Hospitalized patients evaluated for sleep apnea who received treatment for the condition had notably lower rates of emergency complications leading to rapid response events in a study.

Patients identified as high risk for obstructive sleep apnea (OSA) through a screening questionnaire were more likely to experience complications necessitating rapid response mobilization, including sudden and significant changes in blood pressure, heart rate, respiratory rate or mental status; seizures; and symptoms of stroke.

High-risk patients treated with positive airway pressure (PAP) therapy were less likely to experience events leading to rapid response mobilization than high-risk patients who were noncompliant with PAP therapy (rate per 1,000 admissions, 16.99 versus 53.40; P<0.01), researcher Sunil Sharma, MD, of Thomas Jefferson University Hospital, Philadelphia, and colleagues wrote in the journal PLOS ONE.
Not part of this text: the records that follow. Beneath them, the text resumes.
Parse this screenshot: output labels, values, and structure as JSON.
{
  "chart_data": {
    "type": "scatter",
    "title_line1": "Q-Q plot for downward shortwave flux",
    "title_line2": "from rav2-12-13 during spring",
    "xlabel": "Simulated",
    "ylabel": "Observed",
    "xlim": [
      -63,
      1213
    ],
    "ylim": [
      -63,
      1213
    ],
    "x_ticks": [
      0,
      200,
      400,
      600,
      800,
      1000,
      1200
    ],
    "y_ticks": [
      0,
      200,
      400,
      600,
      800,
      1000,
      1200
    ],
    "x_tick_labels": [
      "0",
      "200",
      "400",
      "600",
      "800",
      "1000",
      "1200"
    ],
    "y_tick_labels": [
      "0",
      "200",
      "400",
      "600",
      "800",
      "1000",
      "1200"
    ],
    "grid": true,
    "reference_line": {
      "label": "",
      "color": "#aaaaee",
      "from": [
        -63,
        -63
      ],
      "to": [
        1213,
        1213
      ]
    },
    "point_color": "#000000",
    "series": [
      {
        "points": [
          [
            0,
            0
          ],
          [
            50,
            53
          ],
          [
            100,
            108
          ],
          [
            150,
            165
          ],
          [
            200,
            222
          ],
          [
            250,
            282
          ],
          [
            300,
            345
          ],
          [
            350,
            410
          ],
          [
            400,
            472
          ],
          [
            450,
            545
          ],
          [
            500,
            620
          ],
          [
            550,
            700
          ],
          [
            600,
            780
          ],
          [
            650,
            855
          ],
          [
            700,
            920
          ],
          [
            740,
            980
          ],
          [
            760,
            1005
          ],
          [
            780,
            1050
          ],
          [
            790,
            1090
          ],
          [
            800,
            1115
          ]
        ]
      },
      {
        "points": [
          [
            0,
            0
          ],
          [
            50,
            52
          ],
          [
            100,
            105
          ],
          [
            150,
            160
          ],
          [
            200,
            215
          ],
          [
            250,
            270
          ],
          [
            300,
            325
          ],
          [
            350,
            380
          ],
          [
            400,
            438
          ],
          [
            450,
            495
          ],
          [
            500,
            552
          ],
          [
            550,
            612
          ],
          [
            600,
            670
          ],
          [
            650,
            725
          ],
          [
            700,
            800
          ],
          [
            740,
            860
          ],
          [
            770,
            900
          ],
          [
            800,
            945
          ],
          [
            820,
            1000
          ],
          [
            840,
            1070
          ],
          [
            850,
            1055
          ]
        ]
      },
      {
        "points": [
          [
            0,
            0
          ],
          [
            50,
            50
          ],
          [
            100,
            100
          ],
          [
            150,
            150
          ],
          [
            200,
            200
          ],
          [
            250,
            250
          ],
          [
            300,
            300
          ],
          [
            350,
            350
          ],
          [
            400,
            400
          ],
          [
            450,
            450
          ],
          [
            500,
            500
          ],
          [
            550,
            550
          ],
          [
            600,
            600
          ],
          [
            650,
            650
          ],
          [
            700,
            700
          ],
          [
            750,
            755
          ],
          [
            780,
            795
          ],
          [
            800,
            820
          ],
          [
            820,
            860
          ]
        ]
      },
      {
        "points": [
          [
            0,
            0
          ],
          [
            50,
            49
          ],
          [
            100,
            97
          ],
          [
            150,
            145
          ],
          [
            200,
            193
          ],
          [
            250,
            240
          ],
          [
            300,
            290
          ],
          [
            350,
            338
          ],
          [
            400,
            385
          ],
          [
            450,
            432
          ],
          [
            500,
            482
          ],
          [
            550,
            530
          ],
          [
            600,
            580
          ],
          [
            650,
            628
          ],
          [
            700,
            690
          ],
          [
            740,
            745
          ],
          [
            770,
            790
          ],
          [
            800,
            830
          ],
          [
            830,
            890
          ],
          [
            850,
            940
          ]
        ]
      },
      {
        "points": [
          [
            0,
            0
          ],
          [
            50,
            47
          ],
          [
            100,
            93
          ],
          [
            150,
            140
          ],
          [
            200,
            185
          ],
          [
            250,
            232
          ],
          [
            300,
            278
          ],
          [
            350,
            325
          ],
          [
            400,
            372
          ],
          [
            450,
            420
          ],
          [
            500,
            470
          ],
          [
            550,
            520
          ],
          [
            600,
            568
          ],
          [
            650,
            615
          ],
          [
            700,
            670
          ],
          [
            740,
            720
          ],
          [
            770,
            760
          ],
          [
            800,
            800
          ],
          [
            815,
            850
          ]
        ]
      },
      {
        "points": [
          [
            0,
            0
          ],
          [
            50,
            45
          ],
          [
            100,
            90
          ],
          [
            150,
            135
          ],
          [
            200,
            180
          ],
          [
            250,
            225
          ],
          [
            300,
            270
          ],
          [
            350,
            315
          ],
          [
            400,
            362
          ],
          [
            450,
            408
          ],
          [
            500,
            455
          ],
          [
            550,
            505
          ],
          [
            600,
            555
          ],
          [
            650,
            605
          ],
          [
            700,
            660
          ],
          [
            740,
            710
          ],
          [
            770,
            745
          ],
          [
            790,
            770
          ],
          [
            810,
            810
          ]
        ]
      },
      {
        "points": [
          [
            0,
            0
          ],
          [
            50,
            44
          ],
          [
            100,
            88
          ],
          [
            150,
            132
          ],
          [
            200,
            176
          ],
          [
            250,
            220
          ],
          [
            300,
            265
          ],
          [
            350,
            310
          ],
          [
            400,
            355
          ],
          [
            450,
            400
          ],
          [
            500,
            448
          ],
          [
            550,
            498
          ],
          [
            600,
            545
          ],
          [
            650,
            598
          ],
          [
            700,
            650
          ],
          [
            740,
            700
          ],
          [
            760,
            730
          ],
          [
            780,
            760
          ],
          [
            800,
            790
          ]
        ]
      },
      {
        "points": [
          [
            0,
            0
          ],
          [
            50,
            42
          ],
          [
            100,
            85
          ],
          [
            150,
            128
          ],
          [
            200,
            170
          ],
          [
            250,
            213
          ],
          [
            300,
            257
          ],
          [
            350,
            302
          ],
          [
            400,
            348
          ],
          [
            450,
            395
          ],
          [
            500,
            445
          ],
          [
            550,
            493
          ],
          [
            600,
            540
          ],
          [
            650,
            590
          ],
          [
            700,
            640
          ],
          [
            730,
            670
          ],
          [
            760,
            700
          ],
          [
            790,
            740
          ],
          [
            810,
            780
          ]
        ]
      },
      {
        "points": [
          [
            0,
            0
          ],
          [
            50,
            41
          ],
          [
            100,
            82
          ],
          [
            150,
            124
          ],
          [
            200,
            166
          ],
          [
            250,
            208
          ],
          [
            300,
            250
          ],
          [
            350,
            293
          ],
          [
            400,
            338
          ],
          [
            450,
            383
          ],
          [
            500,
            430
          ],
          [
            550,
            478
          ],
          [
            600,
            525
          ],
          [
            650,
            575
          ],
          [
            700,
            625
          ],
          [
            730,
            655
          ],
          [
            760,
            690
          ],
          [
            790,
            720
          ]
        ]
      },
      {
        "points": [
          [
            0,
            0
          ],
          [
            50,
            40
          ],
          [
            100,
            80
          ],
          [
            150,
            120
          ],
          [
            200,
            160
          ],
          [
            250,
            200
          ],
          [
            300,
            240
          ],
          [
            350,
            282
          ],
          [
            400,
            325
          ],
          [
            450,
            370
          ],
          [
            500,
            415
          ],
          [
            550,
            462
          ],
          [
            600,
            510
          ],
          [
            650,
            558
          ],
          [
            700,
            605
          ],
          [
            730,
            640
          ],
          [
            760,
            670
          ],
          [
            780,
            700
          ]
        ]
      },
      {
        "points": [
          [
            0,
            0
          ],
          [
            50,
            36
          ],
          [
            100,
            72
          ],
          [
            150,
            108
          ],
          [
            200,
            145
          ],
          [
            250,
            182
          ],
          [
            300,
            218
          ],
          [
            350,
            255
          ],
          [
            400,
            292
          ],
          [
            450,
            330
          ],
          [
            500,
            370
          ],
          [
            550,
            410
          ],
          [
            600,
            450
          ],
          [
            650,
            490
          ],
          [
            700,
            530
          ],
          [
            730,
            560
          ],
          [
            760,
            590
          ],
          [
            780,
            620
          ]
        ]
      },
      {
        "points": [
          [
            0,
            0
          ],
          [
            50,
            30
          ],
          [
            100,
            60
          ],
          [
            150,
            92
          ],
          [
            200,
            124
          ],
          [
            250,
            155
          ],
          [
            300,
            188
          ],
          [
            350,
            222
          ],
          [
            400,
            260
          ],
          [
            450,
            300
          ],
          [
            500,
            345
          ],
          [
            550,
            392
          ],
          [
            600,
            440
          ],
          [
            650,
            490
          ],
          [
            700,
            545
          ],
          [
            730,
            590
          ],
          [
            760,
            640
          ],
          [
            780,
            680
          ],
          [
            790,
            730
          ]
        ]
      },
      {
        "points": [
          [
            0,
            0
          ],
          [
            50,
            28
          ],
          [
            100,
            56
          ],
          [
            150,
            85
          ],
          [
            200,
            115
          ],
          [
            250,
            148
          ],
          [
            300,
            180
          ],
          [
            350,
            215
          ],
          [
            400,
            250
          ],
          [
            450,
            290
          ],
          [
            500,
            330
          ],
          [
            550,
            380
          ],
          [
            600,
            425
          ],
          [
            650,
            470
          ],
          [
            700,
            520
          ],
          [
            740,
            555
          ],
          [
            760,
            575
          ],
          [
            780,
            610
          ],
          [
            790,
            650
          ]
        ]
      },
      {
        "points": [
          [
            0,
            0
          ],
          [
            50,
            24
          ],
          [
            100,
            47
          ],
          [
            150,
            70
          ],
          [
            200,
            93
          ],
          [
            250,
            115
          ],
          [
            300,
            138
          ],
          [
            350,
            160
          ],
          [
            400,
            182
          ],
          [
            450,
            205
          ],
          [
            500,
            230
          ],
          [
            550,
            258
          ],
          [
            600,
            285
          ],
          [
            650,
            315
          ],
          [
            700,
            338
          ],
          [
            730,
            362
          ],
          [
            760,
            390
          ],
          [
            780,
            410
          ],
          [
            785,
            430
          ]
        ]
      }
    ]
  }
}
“We were somewhat surprised that retrospectively we found a much higher rapid response system (RRS) rate in the high-risk patients,” Sharma told MedPage Today. “The burden of co-morbid diseases like congestive heart failure and hypertension was also higher in these patients, so this finding doesn’t prove that sleep apnea was responsible. But the significant reduction in rapid response system (RRS) events seen in high-risk and treatment-compliant patients is highly suggestive of this association.”